The posterior marginals of each element \(x_i\) of the latent field \(\boldsymbol{x}\) are given by

\[\pi(x_i|\boldsymbol{y})=\int \pi(x_i|\boldsymbol{\theta},\boldsymbol{y})\pi(\boldsymbol{\theta}|\boldsymbol{y})d\boldsymbol{\theta},\] and the posterior marginals for the hyperparameters can be written as

\[\pi(\theta_j|\boldsymbol{y})=\int \pi(\boldsymbol{\theta}|\boldsymbol{y})d\boldsymbol{\theta}_{-j}.\] This nested formulation is used to approximate \(\pi(x_i|\boldsymbol{y})\) by combining analytical approximations to the full conditionals \(\pi(x_i | \boldsymbol{\theta},\boldsymbol{y} )\) and \(\pi(\boldsymbol{\theta} |\boldsymbol{ y} )\) and numerical integration routines to integrate out \(\boldsymbol{\theta}\). Similarly, \(\pi(\theta_j|\boldsymbol{y})\) is approximated by approximating \(\pi(\boldsymbol{\theta}|\boldsymbol{y})\) and integrating out \(\boldsymbol{\theta}_{-j}\). Specifically, the posterior density of the hyperparameters is approximated using a Gaussian approximation for the posterior of the latent field, \(\tilde \pi_G(\boldsymbol{x}|\boldsymbol{\theta},\boldsymbol{y})\), evaluated at the posterior mode, \(\boldsymbol{x}^*(\boldsymbol{\theta}) = \mbox{arg max }_{\boldsymbol{x}} \pi_G(\boldsymbol{x}|\boldsymbol{\theta},\boldsymbol{y})\),

\[\tilde \pi(\boldsymbol{\theta}|\boldsymbol{y}) \propto \left.\frac{\pi(\boldsymbol{x},\boldsymbol{\theta},\boldsymbol{y})}{\tilde \pi_G(\boldsymbol{x}|\boldsymbol{\theta},\boldsymbol{y})}\right|_{\boldsymbol{x}=\boldsymbol{x}^*(\boldsymbol{\theta})}.\] Then, INLA constructs the following nested approximations:

\[\tilde \pi(x_i|\boldsymbol{y})=\int \tilde \pi(x_i|\boldsymbol{\theta},\boldsymbol{y})\tilde \pi(\boldsymbol{\theta}|\boldsymbol{y})d\boldsymbol{\theta},\ \tilde \pi(\theta_j|y)=\int \tilde \pi(\boldsymbol{\theta}|\boldsymbol{y})d\boldsymbol{\theta}_{-j}\]

Finally, these approximations can be integrated numerically with respect to \(\boldsymbol{\theta}\)

\[\tilde \pi(x_i|\boldsymbol{y})=\sum_k \tilde \pi(x_i|\boldsymbol{\theta_k},\boldsymbol{y})\tilde \pi(\boldsymbol{\theta_k}|\boldsymbol{y})\times \Delta_k,\]

\[\tilde \pi(\theta_j|\boldsymbol{y})=\sum_l \tilde \pi(\boldsymbol{\theta^*_l}|\boldsymbol{y})\times \Delta^*_l,\]
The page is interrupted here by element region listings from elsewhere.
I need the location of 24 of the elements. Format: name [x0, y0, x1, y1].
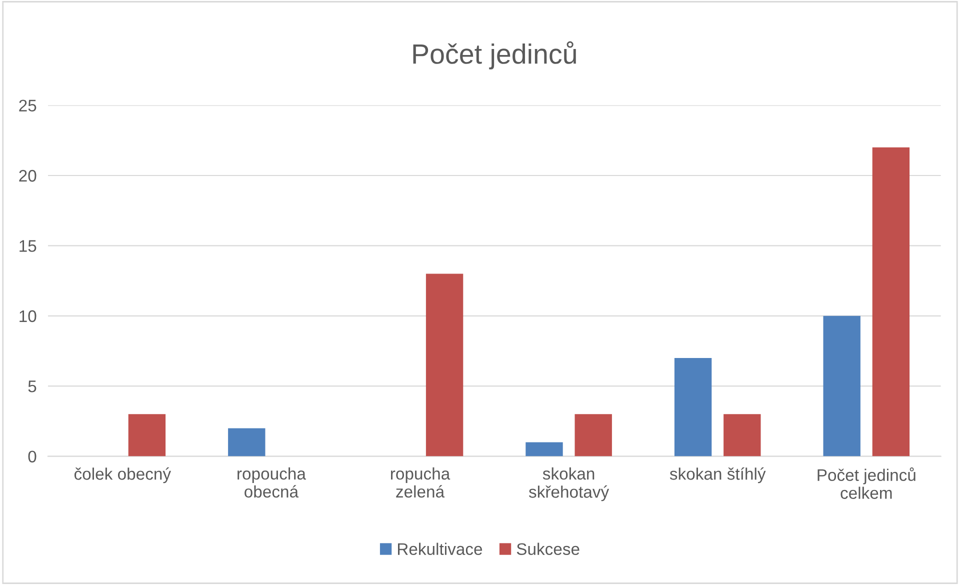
bar [674, 358, 712, 456]
bar [872, 147, 910, 456]
chart-title: Počet jedinců [413, 41, 576, 70]
bar [574, 414, 612, 456]
bar [128, 414, 166, 456]
legend-label: Sukcese [516, 542, 580, 556]
y-tick-label: 5 [28, 380, 36, 392]
legend-label: Rekultivace [398, 542, 482, 556]
y-tick-label: 0 [28, 450, 36, 463]
y-tick-label: 10 [20, 310, 36, 322]
bar [426, 274, 464, 456]
x-tick-label: ropoucha obecná [238, 467, 306, 498]
x-tick-label: skokan skřehotavý [528, 467, 610, 502]
y-tick-label: 15 [20, 240, 36, 252]
bar [526, 442, 563, 456]
x-tick-label: Počet jedinců celkem [818, 467, 916, 499]
bar [228, 428, 266, 456]
x-tick-label: čolek obecný [74, 467, 172, 484]
y-tick-label: 25 [19, 100, 36, 112]
bar [724, 414, 761, 456]
x-tick-label: ropucha zelená [390, 467, 450, 498]
bar [823, 316, 860, 456]
y-tick-label: 20 [19, 170, 36, 182]
x-tick-label: skokan štíhlý [670, 467, 766, 484]
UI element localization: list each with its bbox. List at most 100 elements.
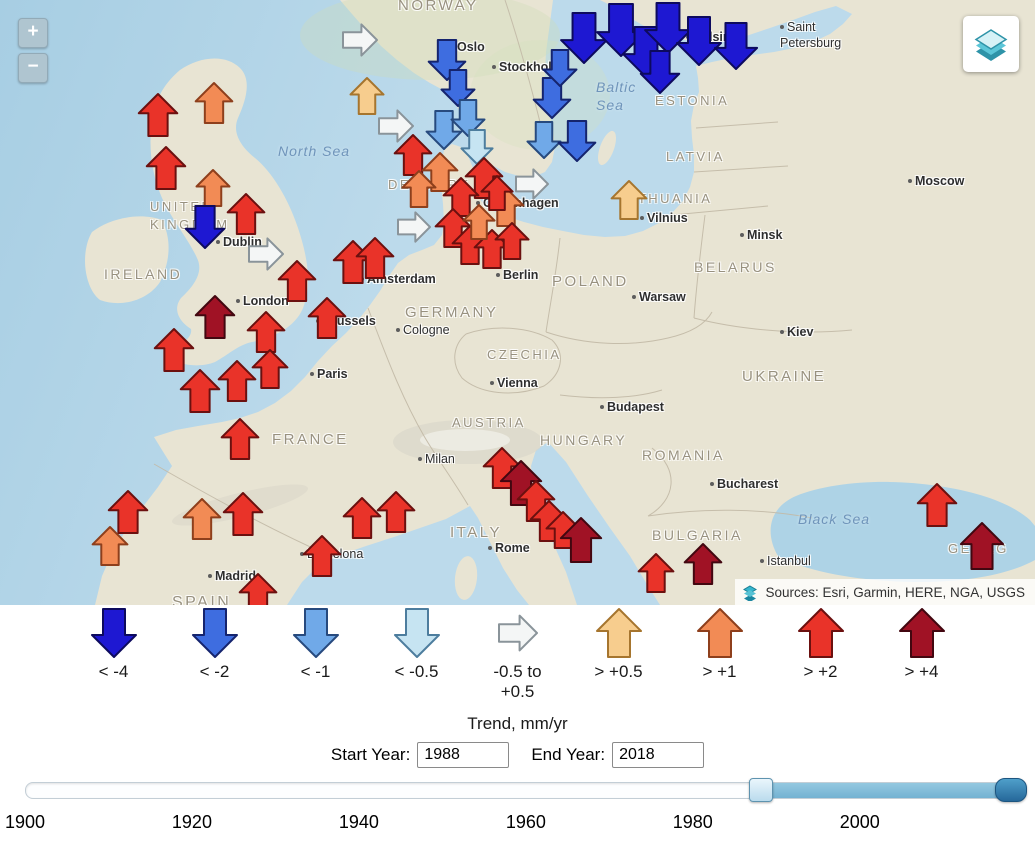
trend-arrow-p2[interactable] bbox=[155, 329, 194, 371]
legend-arrow-icon-p05 bbox=[587, 606, 651, 660]
trend-arrow-m2[interactable] bbox=[442, 70, 475, 106]
legend-label: < -4 bbox=[98, 662, 129, 681]
trend-arrow-p2[interactable] bbox=[357, 238, 394, 278]
legend-label: -0.5 to +0.5 bbox=[493, 662, 542, 702]
legend-arrow-icon-m2 bbox=[183, 606, 247, 660]
legend-label: > +1 bbox=[702, 662, 737, 681]
trend-arrow-p05[interactable] bbox=[351, 78, 384, 114]
slider-thumb-start[interactable] bbox=[748, 778, 773, 802]
terrain-forest bbox=[300, 0, 560, 80]
axis-year-label: 1940 bbox=[338, 812, 379, 832]
trend-arrow-m1[interactable] bbox=[452, 100, 485, 136]
zoom-controls: + − bbox=[18, 18, 48, 88]
trend-arrow-p2[interactable] bbox=[279, 261, 316, 301]
trend-arrow-p1[interactable] bbox=[197, 170, 230, 206]
trend-arrow-p2[interactable] bbox=[109, 491, 148, 533]
legend-item: > +1 bbox=[669, 606, 770, 703]
trend-arrow-p2[interactable] bbox=[228, 194, 265, 234]
land-scandinavia bbox=[340, 0, 555, 177]
trend-arrow-p2[interactable] bbox=[918, 484, 957, 526]
trend-arrow-p05[interactable] bbox=[612, 181, 647, 219]
land-ireland bbox=[85, 216, 169, 304]
trend-arrow-m2[interactable] bbox=[544, 50, 577, 86]
legend-arrow-icon-p1 bbox=[688, 606, 752, 660]
trend-arrow-m4[interactable] bbox=[715, 23, 757, 69]
trend-arrow-p1[interactable] bbox=[93, 527, 128, 565]
end-year-input[interactable] bbox=[612, 742, 705, 768]
zoom-in-button[interactable]: + bbox=[18, 18, 48, 48]
legend-arrow-icon-z bbox=[486, 606, 550, 660]
map-attribution: Sources: Esri, Garmin, HERE, NGA, USGS bbox=[735, 579, 1035, 605]
zoom-out-button[interactable]: − bbox=[18, 53, 48, 83]
legend-label: > +0.5 bbox=[594, 662, 643, 681]
trend-arrow-p2[interactable] bbox=[496, 223, 529, 259]
trend-arrow-m05[interactable] bbox=[461, 130, 492, 164]
time-range-slider[interactable] bbox=[0, 777, 1035, 805]
trend-arrow-m4[interactable] bbox=[186, 206, 225, 248]
trend-arrow-z[interactable] bbox=[516, 169, 548, 198]
legend-label: > +4 bbox=[904, 662, 939, 681]
trend-arrow-p2[interactable] bbox=[219, 361, 256, 401]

where \(\Delta_k\) (\(\Delta^*_l\)) denotes the area weight corresponding to \(\boldsymbol{\theta_k}\) (\(\boldsymbol{\theta^*_l}\)).

The approximations for the posterior marginals for the \(x_i\)’s conditioned on selected values of \(\boldsymbol{\theta_k}\), \(\tilde \pi(x_i|\boldsymbol{\theta_k},\boldsymbol{y})\), can be obtained using a Gaussian, a Laplace, or a simplified Laplace approximation. The simplest and fastest solution is to use a Gaussian approximation derived from \(\tilde \pi_G(\boldsymbol{x}|\boldsymbol{\theta},\boldsymbol{y})\). However, in some situations this approximation produces errors in the location and fails to capture skewness behavior. The Laplace approximation is preferable to the Gaussian approximation, but it is relatively costly. The simplified Laplace approximation (which is the default option in the R-INLA package) has smaller cost and satisfactorily remedies location and skewness inaccuracies of the Gaussian approximation.